After my first Disney Day, I met up with some friends who were also visiting Shanghai at a great Mexican restaurant before we went to a bar where they lit the bar on fire before pouring tequila into women's open mouths. Have I missed city life? I'm not sure, but eating tacos, speaking English, and dancing until 4 a.m. with familiar faces was a nice change. It almost felt like being back in the States.

During those first two days at Disney, I:
  • Gave in to my obsession with treasure with Captain Jack Sparrow
  • Raced on the Tron Lightcycles and scared children with my elated screams
  • Met and hugged Mickey Mouse
  • Got lost in Wonderland (seriously), before finding the Red Queen and the Mad Tea Party
  • Toured Snow White's castle and appreciated it's magnificence way more than the children did
  • Ate too many chili cheese hot dogs
  • Had a lovely conversation with Belle
  • Flew with Dumbo
  • Rode a purple unicorn on the Fantasia carousel
  • Posed with Walt
  • Walked the Siren's Revenge pirate ship
  • Watched a magical parade where Donald Duck waved to me
  • Visited Toy Story Land
  • Ate in Tomorrowland
  • Oohed and Aahed over fireworks for 30 minutes
  • Resisted temptation and did not by handmade candy
  • Rediscovered my love for good storytelling and the lasting worlds that Disney created
I spent two days in the Park, staying for 9 hours the first day and 7 hours the second. When I waved goodbye to the Mickey Steamboat statue on my way out on the second night, I was genuinely sad to be leaving. "Did you have a magical day?" a smiling cast member asked as I passed by slowly. "Yes! I had an incredible day!" I squealed back with a huge smile, uncaring that this level of enthusiasm is usually reserved only for children under 10 and lunatics.

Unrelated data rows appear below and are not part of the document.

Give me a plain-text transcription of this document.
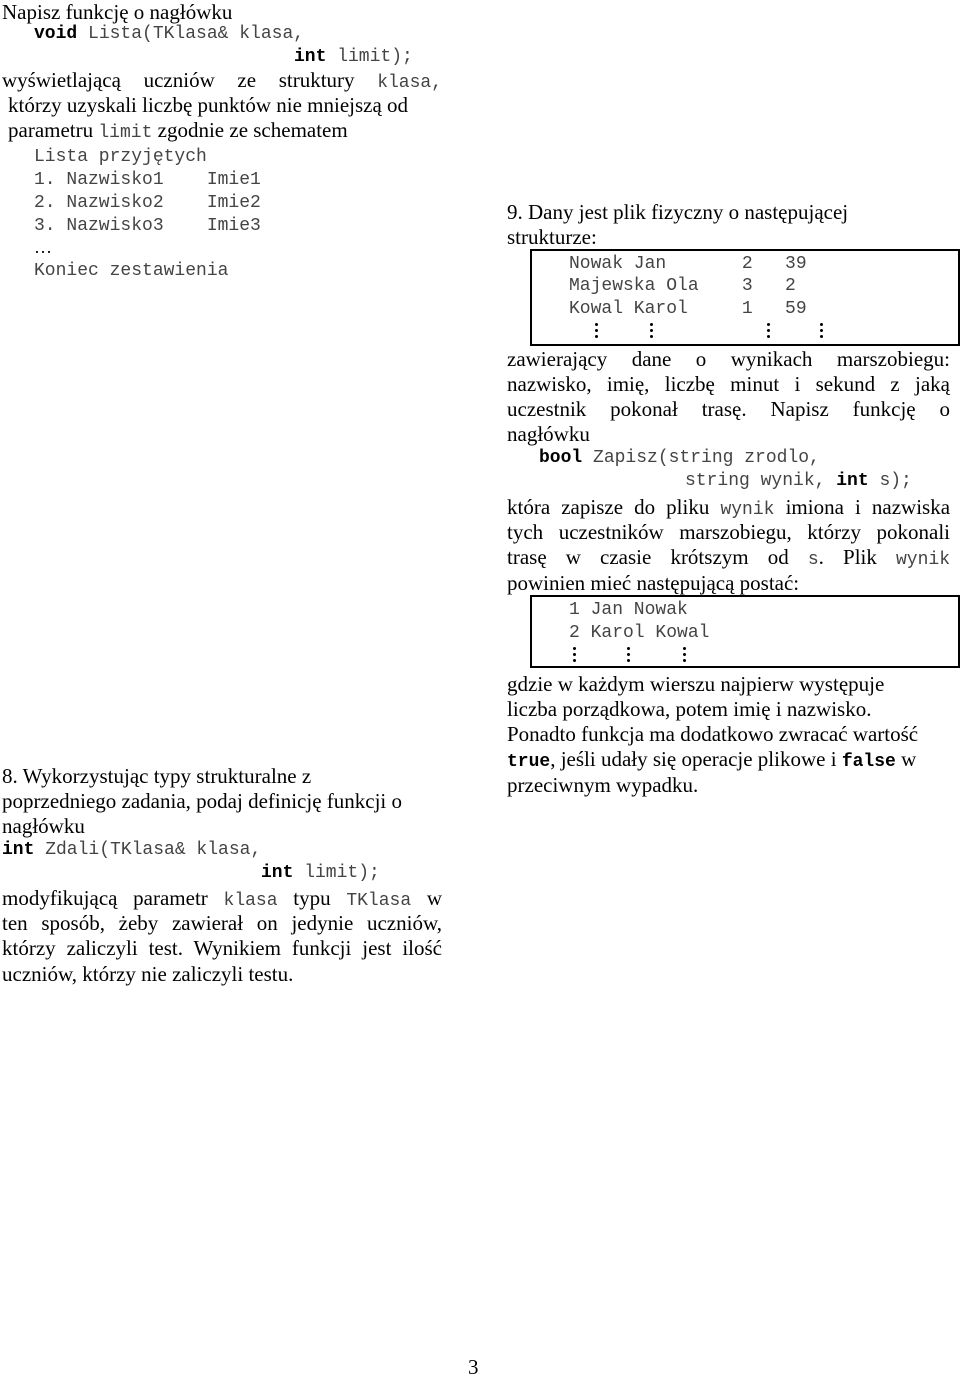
Napisz funkcję o nagłówku
void Lista(TKlasa& klasa,
int limit);
wyświetlającą uczniów ze struktury klasa,
którzy uzyskali liczbę punktów nie mniejszą od
parametru limit zgodnie ze schematem
Lista przyjętych
1. Nazwisko1    Imie1
2. Nazwisko2    Imie2
3. Nazwisko3    Imie3
…
Koniec zestawienia
8. Wykorzystując typy strukturalne z
poprzedniego zadania, podaj definicję funkcji o
nagłówku
int Zdali(TKlasa& klasa,
int limit);
modyfikującą parametr klasa typu TKlasa w
ten sposób, żeby zawierał on jedynie uczniów,
którzy zaliczyli test. Wynikiem funkcji jest ilość
uczniów, którzy nie zaliczyli testu.
9. Dany jest plik fizyczny o następującej
strukturze:
Nowak Jan       2   39
Majewska Ola    3   2
Kowal Karol     1   59
zawierający dane o wynikach marszobiegu:
nazwisko, imię, liczbę minut i sekund z jaką
uczestnik pokonał trasę. Napisz funkcję o
nagłówku
bool Zapisz(string zrodlo,
string wynik, int s);
która zapisze do pliku wynik imiona i nazwiska
tych uczestników marszobiegu, którzy pokonali
trasę w czasie krótszym od s. Plik wynik
powinien mieć następującą postać:
1 Jan Nowak
2 Karol Kowal
gdzie w każdym wierszu najpierw występuje
liczba porządkowa, potem imię i nazwisko.
Ponadto funkcja ma dodatkowo zwracać wartość
true, jeśli udały się operacje plikowe i false w
przeciwnym wypadku.
3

On my third day (it was the May Day/Chinese Labor Day Holiday), I went to the Bund to see what all the architectural fuss was about. I must admit, I get the hype. I walked the strip for two hours, stopped at a Starbucks for cold tea and wraps (things I can't get in Zhangjiajie), took pictures for randoms, got yelled at in Pudong Development Bank for taking a picture of the gorgeous mosaic ceiling, tried to find the restaurant "M on the Bund" for obvious reasons only to discover that it was closed down, and then ate more western-style food at a different cafe before heading back to my hotel and then to the airport.

Down with the Bloody Big Head!
I'm still not one for cities and I definitely don't want to live in one as big as Shanghai, but the buildings on the Bund were beautiful, and the views of the space-age looking Pearl Tower were lovely. It was also a nice treat to eat real western food again - all we have in Zhangjiajie is McDonalds (blech), KFC that is highly adapted to an Asian palate (think dark meat chicken wrapped in cucumber), and a smattering of Chinese places that serve "steak." Although I've really grown accustomed to traditional, authentic Chinese food and even have favorite dishes that I'm going to miss when I leave, it was nice to eat tacos and chicken wraps, if only for a day or two.

My travels in Asia have been incredible and I'm excited to keep exploring Zhangjiajie, teaching, and trying new things during my final month or so in China. I feel like I've done so much and also like I haven't done nearly enough. Regardless, I know I'll look back on this year as one of ups and downs, but mostly incredible ups.

I've been able to teach incredible young adults and hear their progress every time we speak; I've gotten to travel around an entire part of the globe I never thought I would; and I've learned a lot about myself that I never would've known had I just stayed in America.

I'm excited to get to NYC for the summer, but I'm so glad I came to China for the year.